Airway assessment: If stridor, drooling, or inability to swallow — immediate intubation. Early fiberoptic nasal intubation preferred if time allows.
Epinephrine (moderate–severe): Epi 0.3–0.5 mg IM (1:1000) into lateral thigh. Repeat q5–15 min PRN.
OR Epi 0.1 mg IV (1:10,000) if hemodynamically unstable.
Icatibant (if available — bradykinin B2 receptor antagonist): 30 mg (3 mL) SC into abdominal area. May repeat 30 mg q6h · max 3 injections/24h. Also consider plasma-derived C1 esterase inhibitor 20 IU/kg IV. Particularly useful in ACE inhibitor-related angioedema.
Diphenhydramine 50 mg IV (H1 blocker)
Famotidine 20 mg IV (H2 blocker)
Methylprednisolone 125 mg IV OR Hydrocortisone 200 mg IV
Discontinue ACE inhibitor immediately. Do not restart.
Monitor closely for 12–24h even if initial swelling appears mild — can progress rapidly.
🩸
Major Systemic Bleeding
GI, retroperitoneal, or other major site
Hematemesis · hematochezia · melena · unexplained hemodynamic instability · rapidly ↓ hemoglobin · groin/flank/back pain (retroperitoneal) · external bleeding at IV/arterial sites
Stop TNK infusion immediately.

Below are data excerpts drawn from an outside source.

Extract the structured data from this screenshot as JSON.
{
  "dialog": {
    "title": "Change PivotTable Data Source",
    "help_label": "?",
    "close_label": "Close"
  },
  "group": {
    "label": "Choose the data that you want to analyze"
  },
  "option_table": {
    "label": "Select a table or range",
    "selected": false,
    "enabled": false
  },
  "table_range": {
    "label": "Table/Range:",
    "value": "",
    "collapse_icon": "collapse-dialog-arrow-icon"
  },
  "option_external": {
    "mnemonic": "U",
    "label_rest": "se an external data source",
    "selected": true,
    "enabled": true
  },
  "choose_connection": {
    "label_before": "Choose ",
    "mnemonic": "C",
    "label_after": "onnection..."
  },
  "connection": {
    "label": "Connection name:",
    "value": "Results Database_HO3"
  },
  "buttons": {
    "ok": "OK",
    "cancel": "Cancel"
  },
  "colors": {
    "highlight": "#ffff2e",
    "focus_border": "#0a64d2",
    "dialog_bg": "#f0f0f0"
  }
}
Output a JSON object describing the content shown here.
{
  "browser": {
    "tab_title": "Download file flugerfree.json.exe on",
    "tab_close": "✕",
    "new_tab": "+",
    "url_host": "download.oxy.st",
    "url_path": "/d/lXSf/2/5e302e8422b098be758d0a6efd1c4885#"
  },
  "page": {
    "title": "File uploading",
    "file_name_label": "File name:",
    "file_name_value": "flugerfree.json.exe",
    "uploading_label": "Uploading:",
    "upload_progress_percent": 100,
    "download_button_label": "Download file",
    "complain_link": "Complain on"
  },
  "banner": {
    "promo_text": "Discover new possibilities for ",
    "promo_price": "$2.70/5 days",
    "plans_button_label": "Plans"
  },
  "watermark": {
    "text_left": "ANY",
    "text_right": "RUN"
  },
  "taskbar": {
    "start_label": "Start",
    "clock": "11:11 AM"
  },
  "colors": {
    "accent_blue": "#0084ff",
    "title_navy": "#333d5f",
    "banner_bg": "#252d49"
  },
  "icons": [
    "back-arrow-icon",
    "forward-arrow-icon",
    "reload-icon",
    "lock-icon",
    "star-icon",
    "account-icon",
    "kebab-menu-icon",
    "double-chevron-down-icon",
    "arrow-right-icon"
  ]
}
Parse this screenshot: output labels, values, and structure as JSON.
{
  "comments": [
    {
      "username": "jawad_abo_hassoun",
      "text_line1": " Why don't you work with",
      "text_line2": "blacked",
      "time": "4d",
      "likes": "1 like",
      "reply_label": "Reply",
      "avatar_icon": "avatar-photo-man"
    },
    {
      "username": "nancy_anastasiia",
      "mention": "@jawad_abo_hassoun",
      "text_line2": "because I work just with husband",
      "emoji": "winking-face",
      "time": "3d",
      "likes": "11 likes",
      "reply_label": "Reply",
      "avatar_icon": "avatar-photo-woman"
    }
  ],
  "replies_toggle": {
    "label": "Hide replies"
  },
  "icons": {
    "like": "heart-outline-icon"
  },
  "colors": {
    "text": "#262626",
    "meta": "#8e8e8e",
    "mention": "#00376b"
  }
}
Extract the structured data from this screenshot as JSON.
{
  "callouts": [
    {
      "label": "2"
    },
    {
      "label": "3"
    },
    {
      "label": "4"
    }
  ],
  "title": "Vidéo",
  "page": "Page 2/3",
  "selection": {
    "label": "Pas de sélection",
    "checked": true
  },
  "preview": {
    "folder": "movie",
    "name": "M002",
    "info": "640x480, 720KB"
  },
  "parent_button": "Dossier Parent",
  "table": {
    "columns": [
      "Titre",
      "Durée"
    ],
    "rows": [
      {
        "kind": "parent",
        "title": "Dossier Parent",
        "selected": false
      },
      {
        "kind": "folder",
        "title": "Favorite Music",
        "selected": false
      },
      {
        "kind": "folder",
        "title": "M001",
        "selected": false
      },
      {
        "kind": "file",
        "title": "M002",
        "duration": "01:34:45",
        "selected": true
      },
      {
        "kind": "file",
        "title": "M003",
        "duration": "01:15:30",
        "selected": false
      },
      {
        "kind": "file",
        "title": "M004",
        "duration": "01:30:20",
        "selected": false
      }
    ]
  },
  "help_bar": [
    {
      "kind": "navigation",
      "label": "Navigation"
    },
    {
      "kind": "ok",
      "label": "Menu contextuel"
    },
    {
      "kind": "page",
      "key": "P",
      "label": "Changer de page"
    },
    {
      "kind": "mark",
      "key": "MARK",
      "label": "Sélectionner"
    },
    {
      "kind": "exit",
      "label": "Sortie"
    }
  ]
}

Direct pressure on all accessible bleeding sites.
Two large-bore IVs. Type & crossmatch. Stat CBC, fibrinogen, PT/PTT. Activate massive transfusion protocol if hemodynamically unstable.
Primary reversal — PCC and cryoprecipitate:
PCC 25–50 units/kg IV — administer promptly
Cryoprecipitate 10 units IV — correct fibrinogen deficit, goal >150 mg/dL
Note: Antifibrinolytics (TXA or aminocaproic acid) may have some benefit if blood products are contraindicated or cryoprecipitate is not promptly available (AHA/ASA AIS 2026 Table 5).
Transfusion as needed:
pRBC for hemodynamic instability or Hgb <7
FFP 4 units if coagulopathy
Platelets if <50,000/mm³
GI / surgery / interventional radiology consult for source localization and definitive hemorrhage control.
🩺
Hypertensive Emergency
SBP >180 or DBP >105 mmHg post-IVT
Maintain SBP <180 / DBP <105 mmHg for first 24h post-IVT (2026 AHA/ASA COR 1, B-R).
⛔ Do NOT lower SBP aggressively to <140 mmHg — no benefit, potential harm (COR 3, B-R).
Labetalol 10–20 mg IV over 1–2 min. Repeat or double q10 min · Max cumulative 300 mg.
Avoid if bradycardia, acute HF, or bronchospasm.
Nicardipine 5 mg/hr IV infusion — titrate by 2.5 mg/hr q5–15 min · Max 15 mg/hr.
Good choice if labetalol contraindicated.
Clevidipine 1–2 mg/hr IV — titrate by doubling q90 sec · Max 21 mg/hr.
Rapid calcium channel blocker; preferred if tight titration needed.
If SBP >230 or DBP >140: Sodium nitroprusside 0.5–1 mcg/kg/min IV
Use cautiously — may raise ICP.
Recheck BP q5–15 min during active titration. Continuous BP monitoring for first 24h post-IVT.
Prabhakaran S et al. Stroke. 2026;57. doi:10.1161/STR.0000000000000513 · §4.3 · Institutional protocols should be followed for all dosing.